Marie-Émile Boismard est un des meilleurs spécialistes des évangiles.

[4] Ressuscité à l’aube du premier jour de la semaine, il apparut d’abord à Marie Madeleine, de qui il avait chassé sept démons. Celle-ci passa l’annoncer à ceux qui avaient été avec lui et qui faisaient deuil et qui pleuraient. Mais quand ceux-ci entendirent qu’il vivait et qu’il avait été vu par elle, ils se méfièrent. Après cela il se manifesta sous une autre forme à deux d’entre eux qui marchaient se rendant aux champs. Ceux-là allèrent l’annoncer aux autres, qui ne s’y fièrent pas non plus. Enfin il se manifesta aux onze eux-mêmes pendant qu’ils étaient à table, il leur reprocha leur méfiance, leur dureté, et de ne pas s’être fié à ceux qui l’avaient vu relevé. Il leur dit: Allez dans le monde entier proclamer l’évangile à toute la création; celui qui a la foi et est baptisé sera sauvé, et celui qui se méfie sera condamné. Et voici le signes qui accompagneront ceux qui auront la foi: ils chasseront des démons en mon nom, ils parleront de nouvelles langues, ils prendront des serpents et, boiraient-ils du poison que cela ne les gênera pas, ils poseront les mains sur les malades et en feront des bien portants. Le Seigneur, donc, après leur avoir parlé, fut enlevé vers le ciel et s’assit à la droite de Dieu. Et eux sont sortis prêcher partout avec le concours du Seigneur qui confirmait la parole en l’accompagnant de signes.
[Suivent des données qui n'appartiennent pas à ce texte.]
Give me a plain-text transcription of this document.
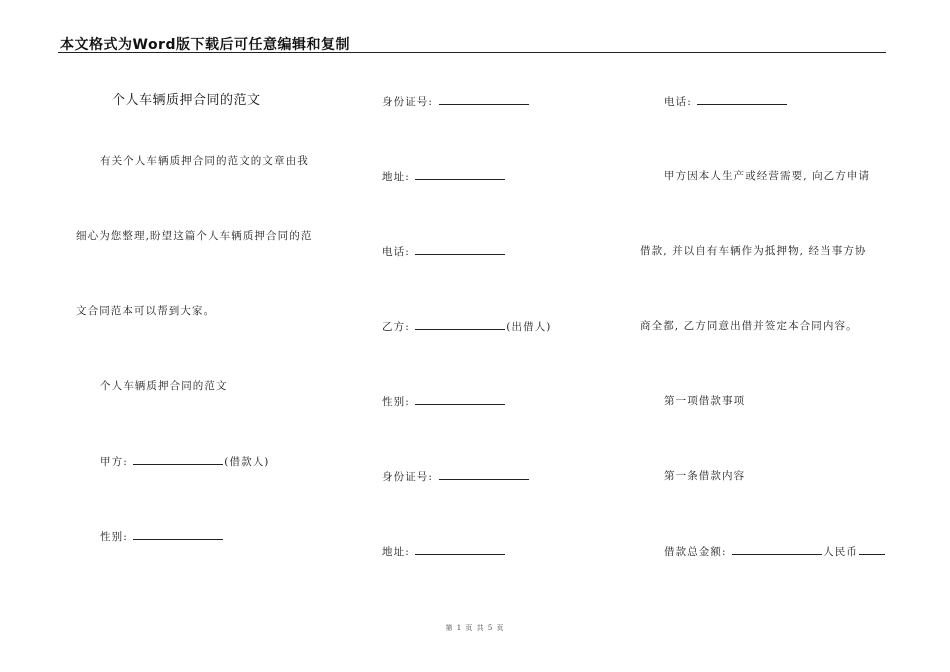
本文格式为Word版下载后可任意编辑和复制
个人车辆质押合同的范文
有关个人车辆质押合同的范文的文章由我
细心为您整理,盼望这篇个人车辆质押合同的范
文合同范本可以帮到大家。
个人车辆质押合同的范文
甲方:	(借款人)
性别:
身份证号:
地址:
电话:
乙方:	(出借人)
性别:
身份证号:
地址:
电话:
甲方因本人生产或经营需要, 向乙方申请
借款, 并以自有车辆作为抵押物, 经当事方协
商全都, 乙方同意出借并签定本合同内容。
第一项借款事项
第一条借款内容
借款总金额:	人民币
第 1 页 共 5 页
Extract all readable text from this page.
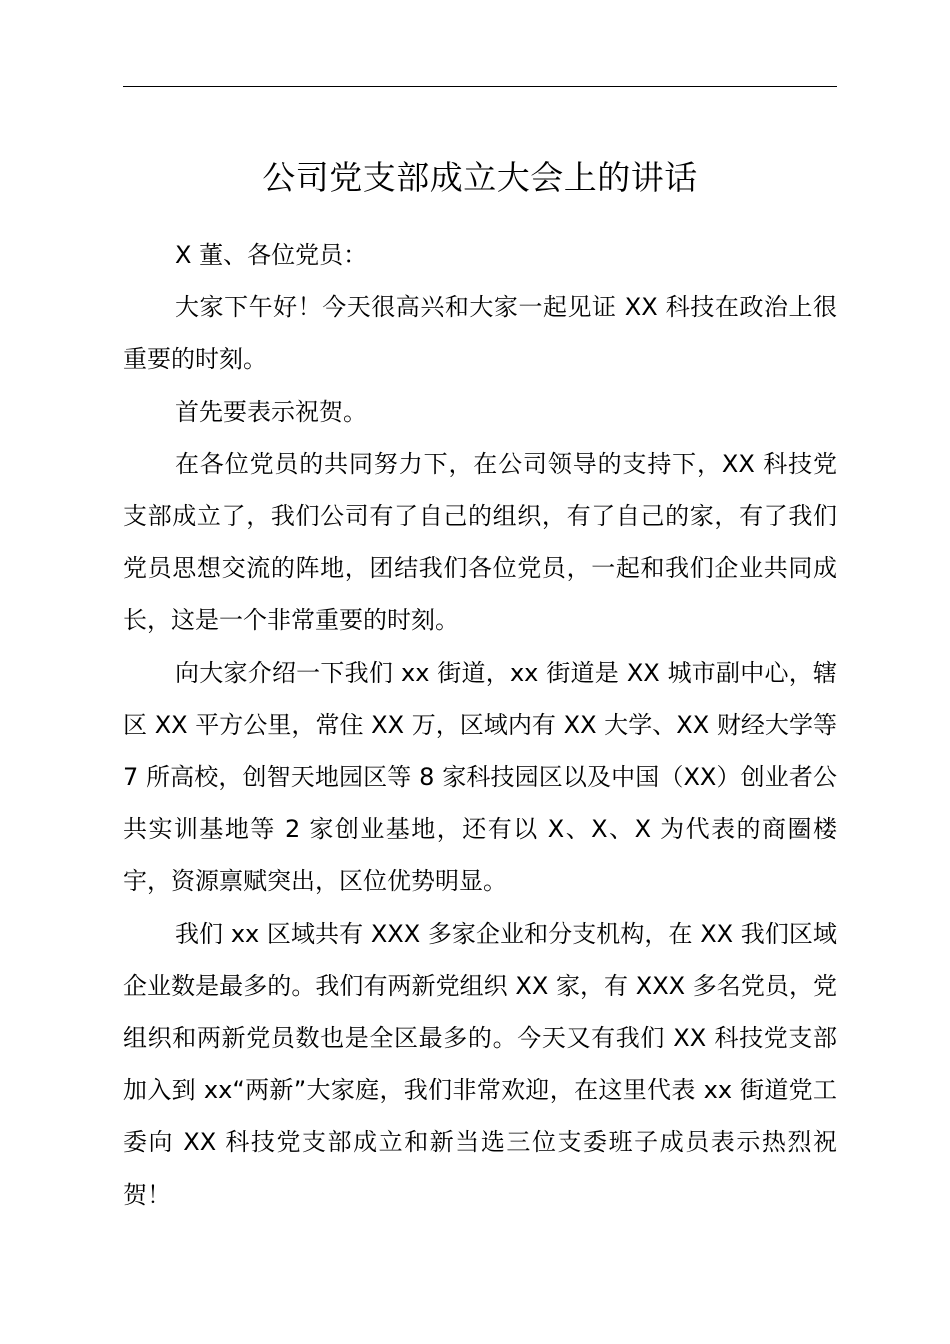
公司党支部成立大会上的讲话

X 董、各位党员：

大家下午好！今天很高兴和大家一起见证 XX 科技在政治上很重要的时刻。

首先要表示祝贺。

在各位党员的共同努力下，在公司领导的支持下，XX 科技党支部成立了，我们公司有了自己的组织，有了自己的家，有了我们党员思想交流的阵地，团结我们各位党员，一起和我们企业共同成长，这是一个非常重要的时刻。

向大家介绍一下我们 xx 街道，xx 街道是 XX 城市副中心，辖区 XX 平方公里，常住 XX 万，区域内有 XX 大学、XX 财经大学等 7 所高校，创智天地园区等 8 家科技园区以及中国（XX）创业者公共实训基地等 2 家创业基地，还有以 X、X、X 为代表的商圈楼宇，资源禀赋突出，区位优势明显。

我们 xx 区域共有 XXX 多家企业和分支机构，在 XX 我们区域企业数是最多的。我们有两新党组织 XX 家，有 XXX 多名党员，党组织和两新党员数也是全区最多的。今天又有我们 XX 科技党支部加入到 xx“两新”大家庭，我们非常欢迎，在这里代表 xx 街道党工委向 XX 科技党支部成立和新当选三位支委班子成员表示热烈祝贺！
Traduction de Jean Grosjean aux éditions de la Pléiade.

[5] « Elles racontèrent brièvement aux compagnons de Pierre tout ce qui leur avait été annoncé. Ensuite, Jésus lui-même fit porter par eux, de l’orient jusqu’au couchant, la proclamation sacrée et incorruptible du salut éternel. » Voir les notes de la TOB.

[6] « Le texte de Lc se présente en deux recensions. Une recension longue est donnée par l’ensemble des manuscrits grecs, à l’exception de du Codex de Bèze ; c’est le texte du premier volume de la Synopse. Une recension courte interrompt le texte après les mots : « ceci est mon corps », omettant donc la fin du verset 19 et tout le verset 20 concernant la coupe eucharistifiée ; elle est attestée par la plupart des manuscrits de la Veille Latine (dont deux ont une interversion: verset 19a ; versets 17-18) et par le codex de Bèze. Ajoutons que la syriaque Curetonienne omet le verset 20 tout entier et place le verset 19 avant les versets 17 et 18, comme les deux manuscrits de l’ancienne version latine (pour retrouver l’ordre normal : pain, coupe) ; elle appuie donc, en partie, la recension courte. Au contraire, la syriaque sinaïtique donne le texte long presque intégralement, mais en bouleversant l’ordre des versets. Notons enfin que la Peshitta (équivalent de la Vulgate pour la version syriaque) omet les versets 17 et 18 ». Marie-Émile Boismard Synopse des quatre évangiles. § 318. I. D. 2. Tome 2 page 383.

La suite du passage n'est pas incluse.